I mean, have you ever looked at any of the models in an actual editor? Look at this:
That thing looks ridiculous. But when you’re only catching a glimpse of it in some grainy camera footage, well, you’d be doing some ridiculous YouTuber scream, too.
And by the way, even if the game were just an excuse for Internet celebrities to freak out for ad revenue, would that really be such a bad thing? I mean, I don’t get it either, but obviously there’s a big market for such things, and are they really hurting anyone? Really? The existence of something you don’t like doesn’t hurt you at all so long as it’s legal, ethical, and moral. It’s just videogames, guys. Let people consume media however they want. The existence of a few weird horror games isn’t going to take Overwatch away from you.
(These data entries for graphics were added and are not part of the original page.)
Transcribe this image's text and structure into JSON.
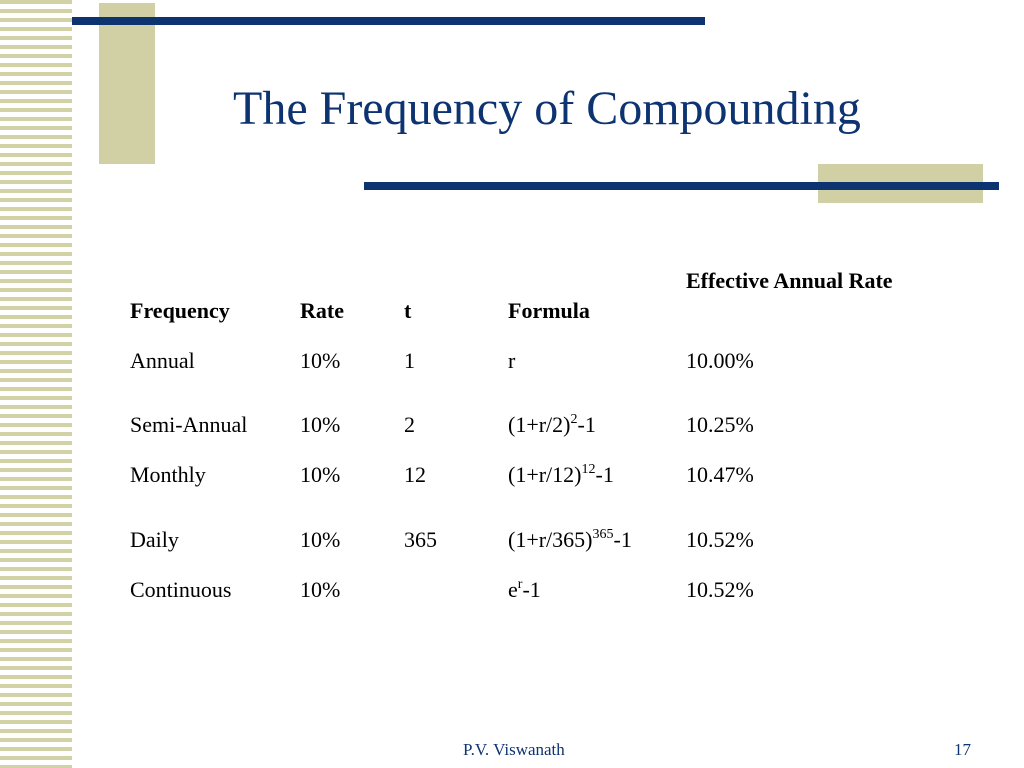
{
  "slide": {
    "title": "The Frequency of Compounding",
    "footer_author": "P.V. Viswanath",
    "page_number": "17"
  },
  "table": {
    "headers": [
      "Frequency",
      "Rate",
      "t",
      "Formula",
      "Effective Annual Rate"
    ],
    "rows": [
      {
        "frequency": "Annual",
        "rate": "10%",
        "t": "1",
        "formula_base": "r",
        "formula_exp": "",
        "formula_tail": "",
        "effective": "10.00%"
      },
      {
        "frequency": "Semi-Annual",
        "rate": "10%",
        "t": "2",
        "formula_base": "(1+r/2)",
        "formula_exp": "2",
        "formula_tail": "-1",
        "effective": "10.25%"
      },
      {
        "frequency": "Monthly",
        "rate": "10%",
        "t": "12",
        "formula_base": "(1+r/12)",
        "formula_exp": "12",
        "formula_tail": "-1",
        "effective": "10.47%"
      },
      {
        "frequency": "Daily",
        "rate": "10%",
        "t": "365",
        "formula_base": "(1+r/365)",
        "formula_exp": "365",
        "formula_tail": "-1",
        "effective": "10.52%"
      },
      {
        "frequency": "Continuous",
        "rate": "10%",
        "t": "",
        "formula_base": "e",
        "formula_exp": "r",
        "formula_tail": "-1",
        "effective": "10.52%"
      }
    ]
  },
  "colors": {
    "title": "#0d3371",
    "accent_bar": "#0d3371",
    "accent_square": "#d0d0a4",
    "stripe": "#d2d2a6"
  }
}
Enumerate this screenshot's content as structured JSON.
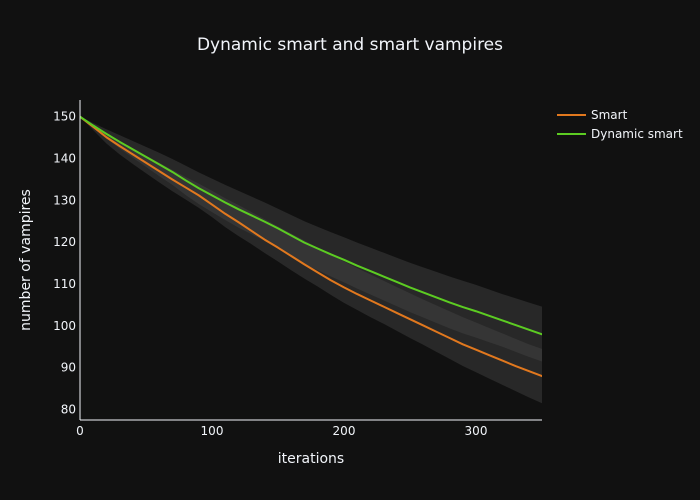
{
  "chart_data": {
    "type": "line",
    "title": "Dynamic smart and smart vampires",
    "xlabel": "iterations",
    "ylabel": "number of vampires",
    "xlim": [
      0,
      350
    ],
    "ylim": [
      77.5,
      154
    ],
    "x_ticks": [
      0,
      100,
      200,
      300
    ],
    "y_ticks": [
      80,
      90,
      100,
      110,
      120,
      130,
      140,
      150
    ],
    "grid": false,
    "legend_position": "top-right",
    "background": "#111111",
    "band_color": "#444444",
    "series": [
      {
        "name": "Smart",
        "color": "#e1781e",
        "x": [
          0,
          10,
          20,
          30,
          40,
          50,
          60,
          70,
          80,
          90,
          100,
          110,
          120,
          130,
          140,
          150,
          160,
          170,
          180,
          190,
          200,
          210,
          220,
          230,
          240,
          250,
          260,
          270,
          280,
          290,
          300,
          310,
          320,
          330,
          340,
          350
        ],
        "values": [
          150,
          147.6,
          145.1,
          143.0,
          141.0,
          139.0,
          137.0,
          135.0,
          133.1,
          131.2,
          129.0,
          126.8,
          124.8,
          122.7,
          120.6,
          118.7,
          116.7,
          114.7,
          112.8,
          110.9,
          109.2,
          107.6,
          106.1,
          104.6,
          103.1,
          101.6,
          100.1,
          98.6,
          97.1,
          95.6,
          94.3,
          93.0,
          91.7,
          90.4,
          89.2,
          88.0
        ],
        "band_upper": [
          150,
          148.1,
          146.0,
          144.2,
          142.5,
          140.7,
          139.0,
          137.3,
          135.6,
          134.0,
          132.3,
          130.5,
          128.9,
          127.2,
          125.5,
          123.8,
          122.1,
          120.4,
          118.7,
          117.0,
          115.4,
          113.8,
          112.3,
          110.8,
          109.3,
          107.8,
          106.3,
          104.9,
          103.5,
          102.1,
          100.8,
          99.5,
          98.2,
          96.9,
          95.6,
          94.5
        ],
        "band_lower": [
          150,
          146.8,
          143.6,
          141.0,
          138.7,
          136.5,
          134.3,
          132.2,
          130.2,
          128.2,
          126.0,
          123.6,
          121.5,
          119.5,
          117.4,
          115.4,
          113.3,
          111.3,
          109.4,
          107.4,
          105.5,
          103.8,
          102.1,
          100.5,
          98.8,
          97.1,
          95.5,
          93.8,
          92.1,
          90.4,
          88.9,
          87.4,
          85.9,
          84.4,
          82.9,
          81.5
        ]
      },
      {
        "name": "Dynamic smart",
        "color": "#5ccc22",
        "x": [
          0,
          10,
          20,
          30,
          40,
          50,
          60,
          70,
          80,
          90,
          100,
          110,
          120,
          130,
          140,
          150,
          160,
          170,
          180,
          190,
          200,
          210,
          220,
          230,
          240,
          250,
          260,
          270,
          280,
          290,
          300,
          310,
          320,
          330,
          340,
          350
        ],
        "values": [
          150,
          147.9,
          145.9,
          144.0,
          142.2,
          140.4,
          138.6,
          136.8,
          134.8,
          132.9,
          131.2,
          129.5,
          127.9,
          126.4,
          124.9,
          123.3,
          121.6,
          119.9,
          118.5,
          117.1,
          115.8,
          114.4,
          113.1,
          111.8,
          110.5,
          109.2,
          108.0,
          106.8,
          105.6,
          104.5,
          103.5,
          102.4,
          101.3,
          100.2,
          99.1,
          98.0
        ],
        "band_upper": [
          150,
          148.5,
          147.0,
          145.6,
          144.2,
          142.8,
          141.4,
          139.9,
          138.3,
          136.7,
          135.2,
          133.7,
          132.3,
          130.9,
          129.5,
          128.0,
          126.5,
          125.0,
          123.7,
          122.4,
          121.2,
          119.9,
          118.7,
          117.5,
          116.3,
          115.1,
          114.0,
          112.9,
          111.8,
          110.8,
          109.8,
          108.7,
          107.6,
          106.6,
          105.6,
          104.6
        ],
        "band_lower": [
          150,
          147.3,
          144.8,
          142.4,
          140.2,
          138.0,
          135.8,
          133.7,
          131.3,
          129.1,
          127.2,
          125.3,
          123.5,
          121.9,
          120.3,
          118.6,
          116.7,
          114.8,
          113.3,
          111.8,
          110.4,
          108.9,
          107.5,
          106.1,
          104.7,
          103.3,
          102.0,
          100.7,
          99.4,
          98.2,
          97.2,
          96.1,
          95.0,
          93.8,
          92.6,
          91.5
        ]
      }
    ]
  }
}
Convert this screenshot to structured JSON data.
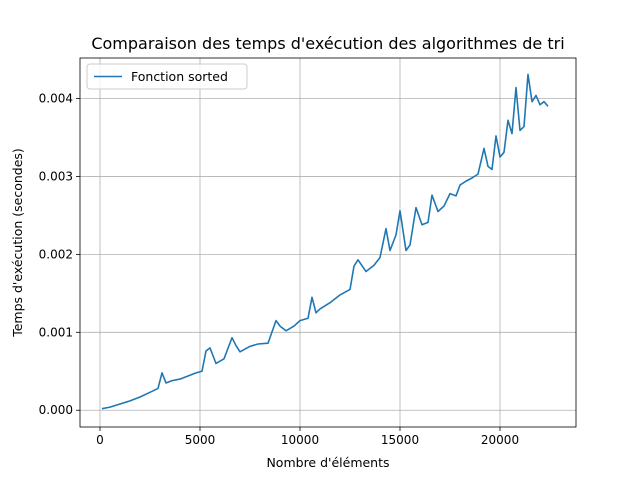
{
  "chart_data": {
    "type": "line",
    "title": "Comparaison des temps d'exécution des algorithmes de tri",
    "xlabel": "Nombre d'éléments",
    "ylabel": "Temps d'exécution (secondes)",
    "xlim": [
      -1000,
      23800
    ],
    "ylim": [
      -0.000215,
      0.00452
    ],
    "xticks": [
      0,
      5000,
      10000,
      15000,
      20000
    ],
    "xtick_labels": [
      "0",
      "5000",
      "10000",
      "15000",
      "20000"
    ],
    "yticks": [
      0,
      0.001,
      0.002,
      0.003,
      0.004
    ],
    "ytick_labels": [
      "0.000",
      "0.001",
      "0.002",
      "0.003",
      "0.004"
    ],
    "grid": true,
    "legend_position": "top-left",
    "series_color": "#1f77b4",
    "series": [
      {
        "name": "Fonction sorted",
        "x": [
          100,
          500,
          1000,
          1500,
          2000,
          2500,
          2900,
          3100,
          3300,
          3600,
          4000,
          4400,
          4800,
          5100,
          5300,
          5500,
          5800,
          6200,
          6600,
          6800,
          7000,
          7500,
          7900,
          8400,
          8800,
          9000,
          9300,
          9700,
          10000,
          10400,
          10600,
          10800,
          11000,
          11500,
          12000,
          12500,
          12700,
          12900,
          13300,
          13700,
          14000,
          14300,
          14500,
          14800,
          15000,
          15300,
          15500,
          15800,
          16100,
          16400,
          16600,
          16900,
          17200,
          17500,
          17800,
          18000,
          18300,
          18600,
          18900,
          19200,
          19400,
          19600,
          19800,
          20000,
          20200,
          20400,
          20600,
          20800,
          21000,
          21200,
          21400,
          21600,
          21800,
          22000,
          22200,
          22400
        ],
        "y": [
          2e-05,
          4e-05,
          8e-05,
          0.00012,
          0.00017,
          0.00023,
          0.00028,
          0.00048,
          0.00035,
          0.00038,
          0.0004,
          0.00044,
          0.00048,
          0.0005,
          0.00076,
          0.0008,
          0.0006,
          0.00066,
          0.00093,
          0.00083,
          0.00075,
          0.00082,
          0.00085,
          0.00086,
          0.00115,
          0.00108,
          0.00102,
          0.00108,
          0.00115,
          0.00118,
          0.00145,
          0.00125,
          0.0013,
          0.00138,
          0.00148,
          0.00155,
          0.00185,
          0.00193,
          0.00178,
          0.00186,
          0.00196,
          0.00233,
          0.00205,
          0.00225,
          0.00256,
          0.00205,
          0.00212,
          0.0026,
          0.00238,
          0.00241,
          0.00276,
          0.00255,
          0.00262,
          0.00278,
          0.00275,
          0.00289,
          0.00294,
          0.00298,
          0.00303,
          0.00336,
          0.00313,
          0.00309,
          0.00352,
          0.00325,
          0.00331,
          0.00372,
          0.00355,
          0.00414,
          0.00359,
          0.00364,
          0.00431,
          0.00396,
          0.00404,
          0.00392,
          0.00396,
          0.0039
        ]
      }
    ]
  }
}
So whether you like the Five Nights at Freddy’s games or can’t get past the first five minutes, I hope this video has at least convinced you that they deserve to be respected for their story, presentation, and brilliant development of an atmosphere that would only be possible in the videogame space. When it comes to presenting a spooky story with style, you really can’t beat ’em. And that’s my professional opinion.
Except for that horrible turn-based RPG spinoff. That thing really was a tire fire.